Летальность при развитии шока достигает 64,5 %

2.2.3 Токсическая коагулопатия

Гемолиз является одним из наиболее характерных признаков отравления уксусной эссенцией и проявляется изменением окраски мочи, которая приобретает красный, коричневый или вишневый цвет в зависимости от уровня гемоглобинурии. Содержание свободного гемоглобина в крови при легкой степени гемолиза составляет до 5 г/л, при средней тяжести -- 5--10 г/л, при тяжелой степени -- свыше 10 г/л. Свободный гемоглобин в моче появляется при содержании его в плазме свыше 1,0--1,5 г/л.

Во всех случаях отравление уксусной эссенцией сопровождается значительными изменениями коагулирующей активности крови. При отравлении легкой и средней степень в 1--2-е сутки отмечается тенденция к гиперкоагуляции; повышение толерантности плазмы к гепарину, фибриногена, укорочение общей длительности коагуляции на тромбоэластограмме.

Для больных с тяжелым отравлением характерны явления гипокоагуляции: повышение толерантности плазмы к гепарину, увеличение времени рекальцификации, снижение концентрации фибриногена, повышение содержания свободного гепарина и фибринолитической активности, увеличение тромбинового показателя, снижение максимальной амплитуды тромбоэластограммы.
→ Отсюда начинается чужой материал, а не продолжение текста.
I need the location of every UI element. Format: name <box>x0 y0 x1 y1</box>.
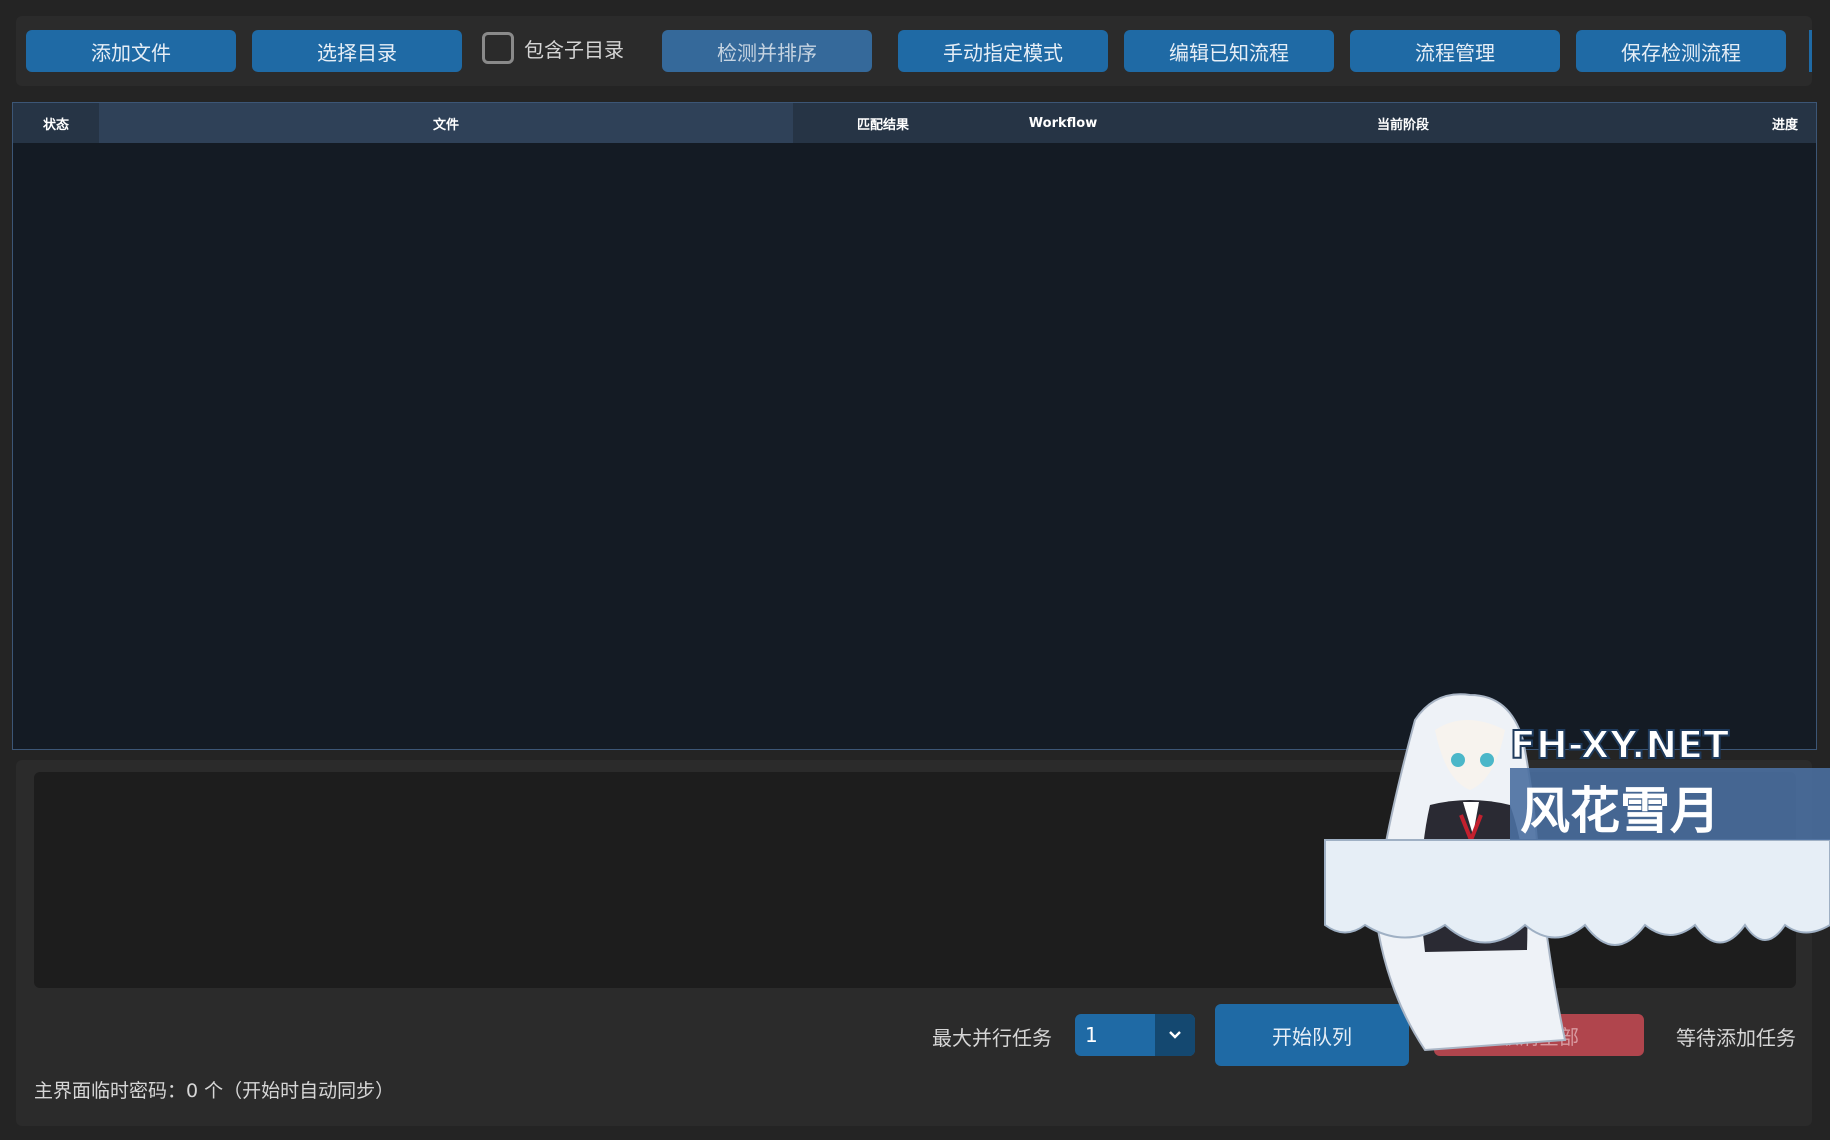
manual-mode-button[interactable]: 手动指定模式 <box>898 30 1108 72</box>
column-header-workflow[interactable]: Workflow <box>973 103 1153 143</box>
watermark-name: 风花雪月 <box>1520 782 1720 840</box>
chevron-down-icon[interactable] <box>1155 1014 1195 1056</box>
include-subdirs-checkbox[interactable]: 包含子目录 <box>482 32 624 64</box>
max-parallel-select[interactable]: 1 <box>1075 1014 1195 1056</box>
checkbox-box[interactable] <box>482 32 514 64</box>
column-header-progress[interactable]: 进度 <box>1753 103 1817 143</box>
column-header-stage[interactable]: 当前阶段 <box>1153 103 1653 143</box>
max-parallel-value: 1 <box>1085 1023 1098 1047</box>
task-table[interactable]: 状态 文件 匹配结果 Workflow 当前阶段 进度 <box>12 102 1817 750</box>
select-directory-button[interactable]: 选择目录 <box>252 30 462 72</box>
temp-password-text: 主界面临时密码：0 个（开始时自动同步） <box>34 1080 395 1102</box>
column-header-file[interactable]: 文件 <box>99 103 793 143</box>
watermark-site: FH-XY.NET <box>1510 723 1729 767</box>
toolbar: 添加文件 选择目录 包含子目录 检测并排序 手动指定模式 编辑已知流程 流程管理… <box>16 16 1812 86</box>
save-detection-flow-button[interactable]: 保存检测流程 <box>1576 30 1786 72</box>
watermark-mascot: 风花雪月 FH-XY.NET <box>1324 693 1830 1052</box>
add-file-button[interactable]: 添加文件 <box>26 30 236 72</box>
max-parallel-label: 最大并行任务 <box>932 1026 1052 1050</box>
toolbar-overflow-edge <box>1809 30 1812 72</box>
column-header-match[interactable]: 匹配结果 <box>793 103 973 143</box>
column-header-status[interactable]: 状态 <box>13 103 99 143</box>
flow-management-button[interactable]: 流程管理 <box>1350 30 1560 72</box>
edit-known-flow-button[interactable]: 编辑已知流程 <box>1124 30 1334 72</box>
detect-sort-button[interactable]: 检测并排序 <box>662 30 872 72</box>
include-subdirs-label: 包含子目录 <box>524 37 624 62</box>
table-header: 状态 文件 匹配结果 Workflow 当前阶段 进度 <box>13 103 1816 143</box>
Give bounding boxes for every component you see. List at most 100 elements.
2.2.4 Токсическая нефропатия

Нефропатия легкой степени характеризуется сохраненным диурезом, микрогематурией (до б--10 свежих эритроцитов в поле зрения) и умеренной лейкопитурией, протеинурией (до 6,6 г/л); выявляется снижение клубочковой фильтрации, концентрационного индекса креатинина, снижение почечного плазмотока на 17 % по сравнению с контрольной группой.

Нефропатия средней степени (в 75 % случаев) характеризуется картиной острого гемоглобинурийного нефроза. В течение 1--2 сут отмечается умеренное снижение суточного диуреза (в среднем на 38 %). В моче уже в первые часы после отравления обнаруживается протеинурия и гемоглобинурия. Уровень остаточного азота и мочевины остается в пределах нормы. В 1--3-и сутки отмечается умеренное повышение содержания в крови креатинина (0,24±0,01 ммоль/л), снижение концентрационного индекса креатинина на 38 %, клубочковой фильтрации на 37 %, уменьшение эффективности почечного плазмотока на 34 %, незначительное снижение канальцевой ре-абсорбции воды. Нормализация состава мочи наступает на 10--20-е сутки, восстановление показателей функции почек -- на 15--40-е сутки.

Нефропатия тяжелой степени характеризуется развитием на фоне острого гемоглобинурийного нефроза клинической картины ОПН (у 6,7 % больных). В первые 1--3 ч появляются изменения состава мочи: удельный вес колеблется в пределах от 1026 до 1042, протеинурия -- от 6,6 до 33 г/л. Содержание свободного гемоглобина в моче достигает высоких цифр, отмечаются большое количество гемоглобиновых шлаков, гиалиновых и зернистых цилиндров, клетки почечного эпителия, свежие, измененные и выщелоченные эритроциты, большое число (50--80 в поле зрения) лейкоцитов. Суточный диурез в 1--3-й сутки после отравления снижается и составляет в среднем 250 мл. У 25 % больных этой группы с 1-х суток после отравления развивается анурия, нарастает азотемия. В 1--4-е сутки имеет место повышение содержания креатинина (1,47±0,18 ммоль/л), резкое снижение клубочковой фильтрации (22,7±б,2 мл/мин), значительное снижение реабсорбции воды (95,7±2,1 %), почечного плазмотока (131±14,4 мл/мин). При исследовании на 10--20-е и 25--35-е сутки выявляется тенденция к постепенной нормализации показателей, в первую очередь восстанавливается канальцевая реабсорбция воды.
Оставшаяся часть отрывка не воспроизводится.